Ideally, actual market interest rates would move in tandem with the equilibrium rate. But in the real world, the Fed is often too slow in changing its short-term interest rate target, and this can result in market rates moving above or below the equilibrium interest rate. When this interest rate is set above the equilibrium rate, as it’s been in recent months, monetary policy becomes effectively tighter, with excessively high rates slowing spending and economic growth.

Even the Fed’s recent quarter-point rate cut was not enough. Rapidly plunging longer-term bond yields provide a hint that the equilibrium interest rate is falling faster than the Fed’s rate. This is one reason why declining bond yields often occur on days when there is a stock market crash. Both markets are responding to the same reality — bearish expectations about the economy 

This also helps to explain the paradox that trade wars can be deflationary. Economists would normally expect tariffs to raise inflation, as they are mostly passed on to consumers in the form of higher prices. But when trade wars lead to a sharply lower equilibrium interest rate and the Fed fails to respond quickly and in kind, this slows the economy.
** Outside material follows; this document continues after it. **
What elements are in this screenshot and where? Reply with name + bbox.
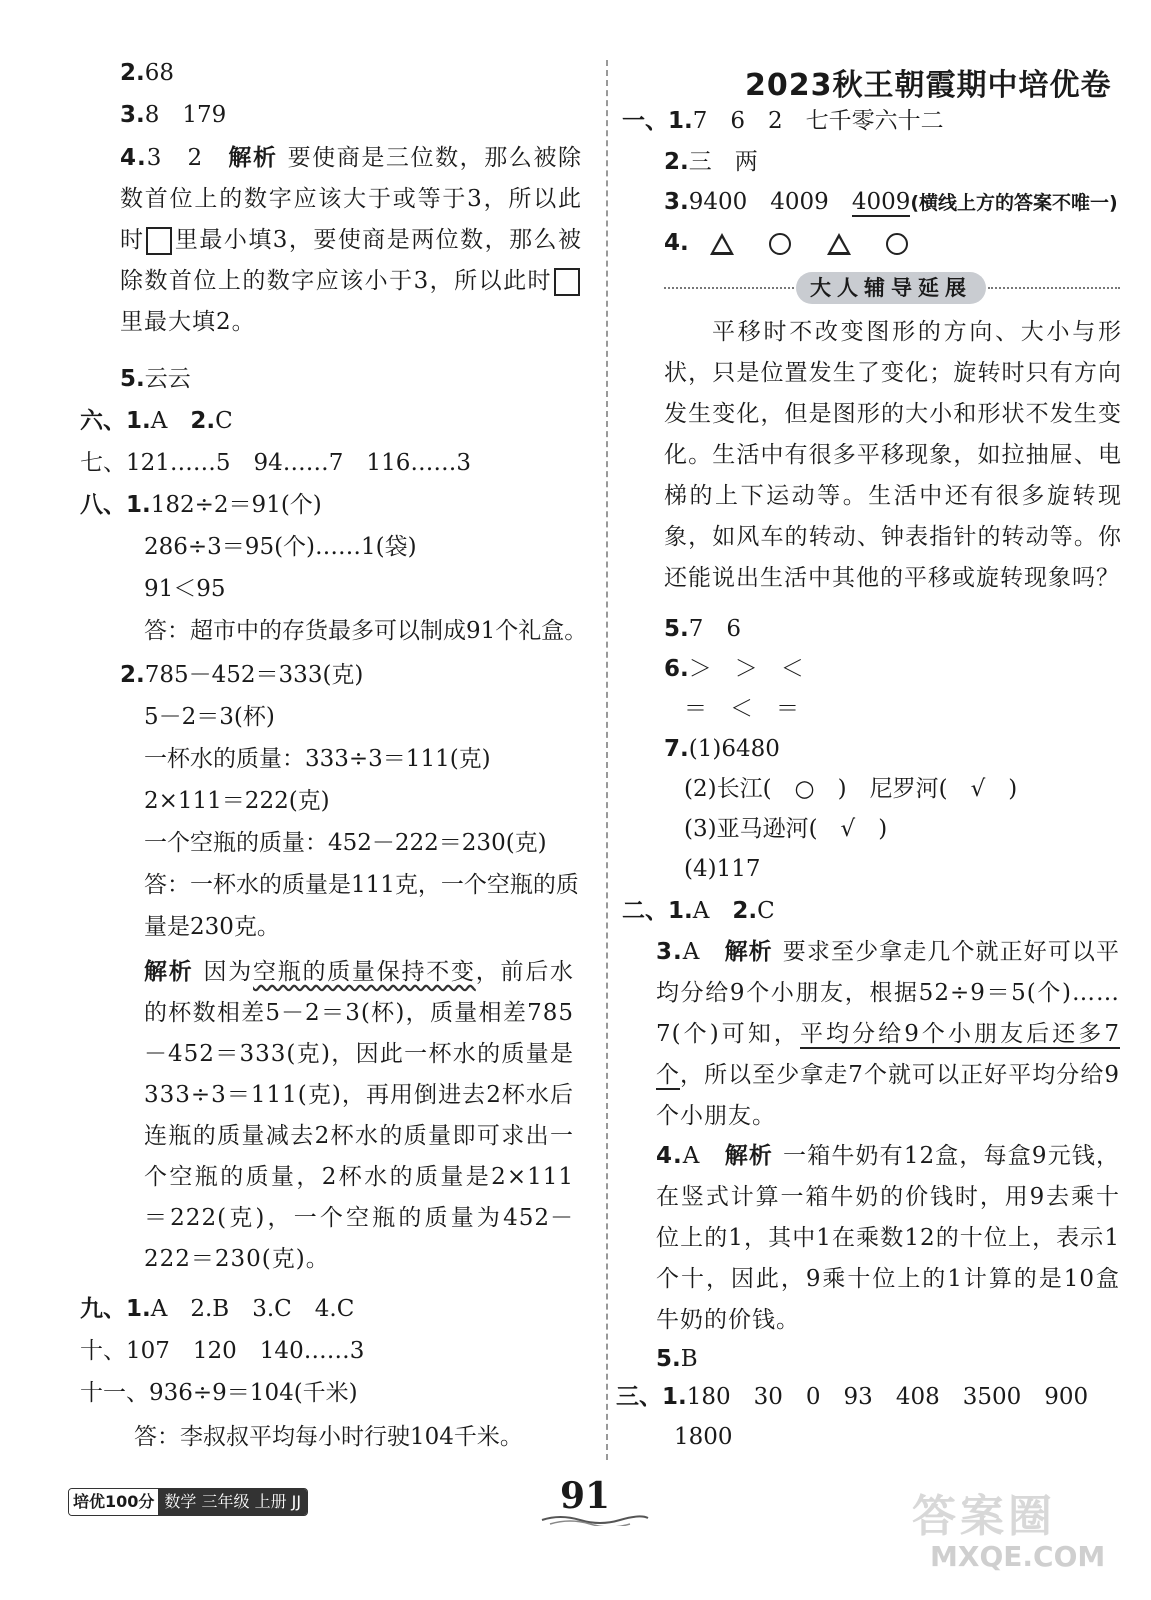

We’ve seen the pattern before. In 2006 and 2007, a severe housing slump had only a modest impact on the economy, as housing construction is generally less than 6 percent of GDP. But when the Fed failed to cut rates as quickly as the equilibrium rate was falling in 2008, nominal GDP began falling. Unemployment soared much higher and debt defaults increased as the recession spread to industries unrelated to housing.

This also explains why recessions are so hard to predict. Trade with China is not a big enough share of the economy to directly cause a recession. The impact of a “real shock” depends on how adeptly the Fed responds to the changing equilibrium interest rate. It’s too soon to know if the Fed will cut rates quickly enough to prevent nominal GDP growth from falling sharply.

If the Fed cuts rates as fast as the equilibrium rate declines, then the damage from tariffs will be confined to a few sectors. If the Fed reacts too slowly in an increasingly bearish investment environment, nominal GDP growth will decline and the effect of tariffs will spread far beyond the directly impacted industries.

Think of the Fed as a ship captain, trying to move the steering wheel into exactly the position that offsets the effects of wind and waves. The problem is that it’s hard to be certain as to when monetary policy is off course, except in retrospect. Current market indicators suggest that the Fed has been a little too slow in cutting rates during 2019, but it will be some time before we know for sure.

Scott Sumner is an emeritus professor of economics at Bentley University and the Ralph G. Hawtrey chair of monetary policy at the Mercatus Center at George Mason University.